Before deploying any controller to real, I would launch a few short finetune training, sweeping action rate penalty weights. I would then start by deploying the controller with the highest action rate penalty weight that still does the task, for safety, and slowly make my way up to more performant but potentially more dangerous controllers with lower action rate penalty. These runs usually have runner.num_transitions_per_env=128, runner.alg.num_learning_epochs=64, and I'd usually get a reasonable checkpoint before learning iteration 500.

Extending

More Robots

Looking at env_go2.yaml and env_go2ARX5.yaml will give you examples for what needs to be defined for each new robot. I recommend keeping robot specific configs and training (i.e., robot + task combination) configs separate, and have the latter inherit from the former. This allows you to quickly try out different combinations of robots and tasks.

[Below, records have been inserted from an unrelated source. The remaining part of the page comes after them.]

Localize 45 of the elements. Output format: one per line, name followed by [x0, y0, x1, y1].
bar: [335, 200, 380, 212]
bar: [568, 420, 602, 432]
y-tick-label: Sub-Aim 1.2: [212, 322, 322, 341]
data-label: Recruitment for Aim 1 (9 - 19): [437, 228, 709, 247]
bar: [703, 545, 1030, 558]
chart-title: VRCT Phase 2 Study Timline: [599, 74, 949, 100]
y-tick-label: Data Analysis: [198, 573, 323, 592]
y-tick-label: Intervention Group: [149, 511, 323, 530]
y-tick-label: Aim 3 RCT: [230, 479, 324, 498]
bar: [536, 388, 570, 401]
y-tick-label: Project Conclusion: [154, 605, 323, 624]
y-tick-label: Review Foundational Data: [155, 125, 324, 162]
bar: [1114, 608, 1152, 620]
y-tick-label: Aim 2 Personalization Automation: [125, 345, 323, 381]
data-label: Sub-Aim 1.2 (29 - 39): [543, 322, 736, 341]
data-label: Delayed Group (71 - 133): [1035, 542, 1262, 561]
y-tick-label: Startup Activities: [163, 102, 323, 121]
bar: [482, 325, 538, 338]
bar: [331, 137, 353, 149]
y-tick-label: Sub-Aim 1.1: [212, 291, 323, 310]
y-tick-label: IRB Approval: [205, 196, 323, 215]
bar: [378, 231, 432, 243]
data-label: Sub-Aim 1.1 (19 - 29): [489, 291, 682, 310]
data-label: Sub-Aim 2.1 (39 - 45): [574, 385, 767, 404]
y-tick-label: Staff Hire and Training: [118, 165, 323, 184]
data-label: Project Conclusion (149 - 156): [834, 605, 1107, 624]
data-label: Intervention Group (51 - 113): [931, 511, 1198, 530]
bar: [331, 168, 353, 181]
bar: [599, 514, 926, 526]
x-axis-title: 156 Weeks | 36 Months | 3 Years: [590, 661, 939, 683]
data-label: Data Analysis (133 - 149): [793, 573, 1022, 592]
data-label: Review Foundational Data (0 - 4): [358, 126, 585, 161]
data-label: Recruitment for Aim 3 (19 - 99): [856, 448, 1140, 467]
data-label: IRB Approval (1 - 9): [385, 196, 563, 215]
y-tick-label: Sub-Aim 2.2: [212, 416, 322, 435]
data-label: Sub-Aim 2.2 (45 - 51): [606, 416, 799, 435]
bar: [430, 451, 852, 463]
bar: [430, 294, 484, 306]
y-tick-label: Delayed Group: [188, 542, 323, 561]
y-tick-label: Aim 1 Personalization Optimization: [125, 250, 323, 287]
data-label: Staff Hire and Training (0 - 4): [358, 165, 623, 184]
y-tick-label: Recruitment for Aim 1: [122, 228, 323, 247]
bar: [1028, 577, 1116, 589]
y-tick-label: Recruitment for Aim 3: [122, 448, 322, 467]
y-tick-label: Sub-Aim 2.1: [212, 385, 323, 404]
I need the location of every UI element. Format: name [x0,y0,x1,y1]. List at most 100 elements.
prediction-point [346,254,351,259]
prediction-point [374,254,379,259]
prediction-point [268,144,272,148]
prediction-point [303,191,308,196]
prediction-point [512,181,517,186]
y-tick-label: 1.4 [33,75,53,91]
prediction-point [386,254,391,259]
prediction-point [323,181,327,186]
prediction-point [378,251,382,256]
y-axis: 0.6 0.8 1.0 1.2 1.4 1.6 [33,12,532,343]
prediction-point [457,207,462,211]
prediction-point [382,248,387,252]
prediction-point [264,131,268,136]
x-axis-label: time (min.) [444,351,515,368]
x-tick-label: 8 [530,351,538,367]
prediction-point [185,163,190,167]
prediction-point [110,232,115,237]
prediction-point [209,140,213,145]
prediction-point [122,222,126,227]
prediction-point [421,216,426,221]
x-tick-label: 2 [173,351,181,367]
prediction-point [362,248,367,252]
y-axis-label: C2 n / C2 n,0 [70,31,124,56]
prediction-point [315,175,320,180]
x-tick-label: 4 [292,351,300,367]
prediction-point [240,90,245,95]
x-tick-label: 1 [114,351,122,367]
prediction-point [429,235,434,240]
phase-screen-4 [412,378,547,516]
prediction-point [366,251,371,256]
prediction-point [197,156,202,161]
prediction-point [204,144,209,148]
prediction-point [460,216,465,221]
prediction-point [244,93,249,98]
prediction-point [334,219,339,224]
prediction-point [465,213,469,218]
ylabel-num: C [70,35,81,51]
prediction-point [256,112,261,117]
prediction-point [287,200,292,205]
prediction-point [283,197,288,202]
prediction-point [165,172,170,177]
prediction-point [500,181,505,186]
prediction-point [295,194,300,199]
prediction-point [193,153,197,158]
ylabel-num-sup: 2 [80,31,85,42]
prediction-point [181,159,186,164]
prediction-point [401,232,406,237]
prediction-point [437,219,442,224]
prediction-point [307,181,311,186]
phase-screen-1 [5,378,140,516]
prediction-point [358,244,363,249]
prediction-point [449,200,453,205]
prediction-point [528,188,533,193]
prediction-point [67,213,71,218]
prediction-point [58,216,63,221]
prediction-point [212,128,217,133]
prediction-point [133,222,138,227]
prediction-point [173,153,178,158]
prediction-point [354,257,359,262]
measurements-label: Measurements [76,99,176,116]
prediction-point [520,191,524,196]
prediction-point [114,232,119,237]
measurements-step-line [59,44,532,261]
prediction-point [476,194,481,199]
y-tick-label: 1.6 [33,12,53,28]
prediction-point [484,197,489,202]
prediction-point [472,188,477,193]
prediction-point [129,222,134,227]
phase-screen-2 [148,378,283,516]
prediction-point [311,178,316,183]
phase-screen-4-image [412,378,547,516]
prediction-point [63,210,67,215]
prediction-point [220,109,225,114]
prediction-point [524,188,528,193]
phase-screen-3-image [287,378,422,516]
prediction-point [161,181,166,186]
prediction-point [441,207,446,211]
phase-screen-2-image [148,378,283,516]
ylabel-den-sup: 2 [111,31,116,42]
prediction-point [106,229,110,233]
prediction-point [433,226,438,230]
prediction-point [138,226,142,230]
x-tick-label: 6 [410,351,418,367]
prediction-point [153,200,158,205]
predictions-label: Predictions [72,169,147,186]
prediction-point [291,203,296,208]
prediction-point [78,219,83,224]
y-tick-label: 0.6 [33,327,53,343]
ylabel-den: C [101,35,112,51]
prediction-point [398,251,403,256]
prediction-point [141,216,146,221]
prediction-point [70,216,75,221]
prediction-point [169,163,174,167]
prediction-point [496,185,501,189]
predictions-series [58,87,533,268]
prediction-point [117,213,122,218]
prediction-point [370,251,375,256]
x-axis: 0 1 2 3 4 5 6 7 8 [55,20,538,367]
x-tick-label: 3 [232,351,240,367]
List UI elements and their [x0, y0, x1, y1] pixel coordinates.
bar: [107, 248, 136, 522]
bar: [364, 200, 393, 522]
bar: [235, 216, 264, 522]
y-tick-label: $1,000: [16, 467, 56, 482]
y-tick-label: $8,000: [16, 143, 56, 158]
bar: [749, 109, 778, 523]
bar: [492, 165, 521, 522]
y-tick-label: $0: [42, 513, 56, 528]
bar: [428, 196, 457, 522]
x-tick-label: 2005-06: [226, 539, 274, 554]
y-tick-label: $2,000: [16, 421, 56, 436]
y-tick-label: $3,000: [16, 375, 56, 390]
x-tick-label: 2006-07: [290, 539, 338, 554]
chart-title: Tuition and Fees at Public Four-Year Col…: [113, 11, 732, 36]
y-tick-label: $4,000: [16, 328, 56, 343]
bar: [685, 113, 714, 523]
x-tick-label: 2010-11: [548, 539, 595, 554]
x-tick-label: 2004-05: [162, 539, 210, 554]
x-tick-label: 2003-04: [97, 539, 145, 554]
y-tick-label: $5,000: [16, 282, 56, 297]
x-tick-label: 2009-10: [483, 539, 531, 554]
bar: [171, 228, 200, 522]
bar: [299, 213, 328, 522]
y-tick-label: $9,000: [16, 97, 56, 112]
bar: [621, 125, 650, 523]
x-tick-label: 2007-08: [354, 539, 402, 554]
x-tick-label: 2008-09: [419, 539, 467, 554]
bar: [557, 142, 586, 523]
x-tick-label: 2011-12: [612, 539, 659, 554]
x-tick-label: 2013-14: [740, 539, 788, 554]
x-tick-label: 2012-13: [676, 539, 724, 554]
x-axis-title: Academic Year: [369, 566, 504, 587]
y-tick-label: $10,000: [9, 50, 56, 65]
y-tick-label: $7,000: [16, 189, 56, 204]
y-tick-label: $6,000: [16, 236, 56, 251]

In my opinion, the most important thing to figure out for any new embodiment is the env.controller.scale, env.controller.kp, and env.controller.kd. Expect to take a few iterations before you find some good values, and make sure to go back and forth between sim and real before settling on your values. Here are some tips for tuning these parameters:

  • Is the robot just jumping around crazily in the beginning? If so, use a smaller controller scale. Is the robot's range of movement at the beginning of training too small? If so, consider increasing the controller scale.
  • Is it way too stiff? Could it be more compliant? If so, try decreasing KP. Instead, does it look like the robot is trying a lot but none of its actions are able to move its body? In this case, increase KP, and make sure that the robot's torque limit is not being hit (a dirty little print statement inside PDController should do the trick).

While tuning these parameters, you can disable all domain randomization. Assuming that your robot's configuration under no domain randomization is at the center of your domain randomization range (e.g., robot's default mass is 5kg and you randomize between 4kg and 6kg), then the same controller scale, Kp, and Kd should still work once you add domain randomization back in.

More Manipulation Trajectories

The format expected for WBC training is a pickled list of dictionaries. Each dictionary contains the pose information for one episode, and must include a (T, 3) numpy array under the key ee_pos and a (T, 3) numpy array under the key ee_axis_angle, representing the end effector's position and orientation as axis angles, respectively. The codebase assumes that these sequences are sampled at 200Hz.

If you're collecting more trajectories using UMI, the you can use scripts/preprocess_umi_trajs.py, which will automatically preprocess the trajectories for you from the dataset_plan.pkl pickle file (present in every UMI dataset preprocessing result).

If you're hoping to procedurally generate your own trajectories, you can refer to scripts/preprocess_umi_trajs.py, scripts/generate_pushing_trajectories.py, and scripts/generate_random_trajectories.py.